The draft guidelines released last week by the Minnesota Opioid Prescribing Work Group (MOPWG) would limit new opioid prescriptions for acute, short-term pain to just three days’ supply and a total of no more than 100mg MED – meaning the average daily dose would be less than 34mg MED.

Treatment for acute pain that lasts longer – for up to 45 days – would be limited to a total of 200mg MED every 7 days. Prescriptions would also have to be obtained weekly.

Daily doses for chronic pain lasting longer than 45 days would be limited to 90mg MED – if a patient is able to get them at all. The guideline specifically discourages doctors from prescribing opioids for fibromyalgia, migraine, “uncomplicated” back pain, and just about every other chronic pain condition. It also strongly recommends that  doctors discuss tapering with patients on long term opioid therapy, "regardless of their risk of harm."

“Opioid analgesics should not be used to manage chronic pain. There is very limited shorter-term evidence on the efficacy of opioids for chronic pain management and a growing body of evidence of significant harm associated with use,” the MOPWG said in a statement.

The MOPWG was chaired by Chris Johnson, MD, an outspoken critic of opioid prescribing who is a board member of PROP, as well as the Steve Rummler Hope Foundation.

“If pain doctors still think these medicines are effective, then they have a lot of explaining to do and their competence and professionalism deserve to be challenged,” Johnson said a few months ago.

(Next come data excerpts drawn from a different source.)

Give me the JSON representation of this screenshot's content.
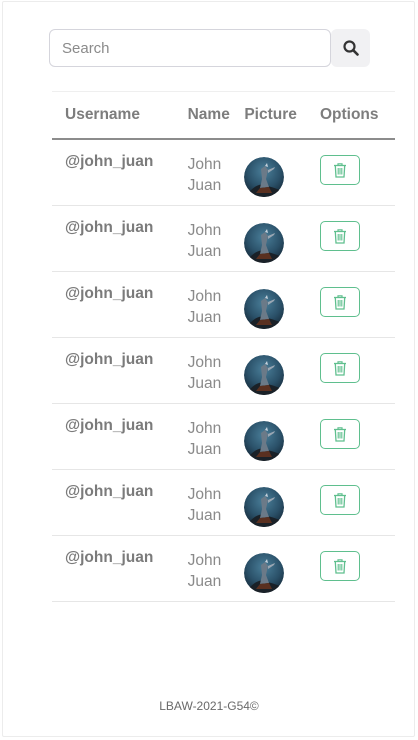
{
  "search": {
    "placeholder": "Search",
    "value": "",
    "button_icon": "search-icon"
  },
  "table": {
    "headers": {
      "username": "Username",
      "name": "Name",
      "picture": "Picture",
      "options": "Options"
    },
    "rows": [
      {
        "username": "@john_juan",
        "first": "John",
        "last": "Juan",
        "avatar_icon": "avatar-image",
        "action_icon": "trash-icon"
      },
      {
        "username": "@john_juan",
        "first": "John",
        "last": "Juan",
        "avatar_icon": "avatar-image",
        "action_icon": "trash-icon"
      },
      {
        "username": "@john_juan",
        "first": "John",
        "last": "Juan",
        "avatar_icon": "avatar-image",
        "action_icon": "trash-icon"
      },
      {
        "username": "@john_juan",
        "first": "John",
        "last": "Juan",
        "avatar_icon": "avatar-image",
        "action_icon": "trash-icon"
      },
      {
        "username": "@john_juan",
        "first": "John",
        "last": "Juan",
        "avatar_icon": "avatar-image",
        "action_icon": "trash-icon"
      },
      {
        "username": "@john_juan",
        "first": "John",
        "last": "Juan",
        "avatar_icon": "avatar-image",
        "action_icon": "trash-icon"
      },
      {
        "username": "@john_juan",
        "first": "John",
        "last": "Juan",
        "avatar_icon": "avatar-image",
        "action_icon": "trash-icon"
      }
    ]
  },
  "footer": {
    "text": "LBAW-2021-G54©"
  },
  "colors": {
    "accent_green": "#5fbf8e",
    "header_rule": "#8c8c8c",
    "text_gray": "#7b7b7b"
  }
}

If opioids are prescribed long term, Minnesota's guidelines recommend that doctors evaluate a patient’s mental health, as well as any history of physical or emotional trauma. The guidelines claim that patients with a history of trauma are more likely to develop chronic pain.

“Patients with chronic pain tend to report higher rates of having experienced traumatic events in their past, compared to people without chronic pain. A traumatic event is an event (or series of events) in which an individual has been personally or indirectly exposed to actual or threatened death, serious injury or sexual violence,” the guideline states.  

“Traumatic events illicit a number of predictable responses, including anxiety, physiological arousal and avoidance behaviors. A growing body of evidence finds that individuals who have experienced trauma may develop a persistently aroused or reactive nervous system. When confronted with an acute injury or pain following a surgical procedure, people whose nervous systems are already in a state of persistent reactivity due to a past trauma may be more likely to transition for acute to chronic pain.”

If adopted, Minnesota’s draft guideline would only apply to patients covered by the state’s Medicaid programs. However, they are expected to influence all prescribers, as well as insurance company policies and state regulatory boards. The guideline is available for public review and comment for the next 30 days.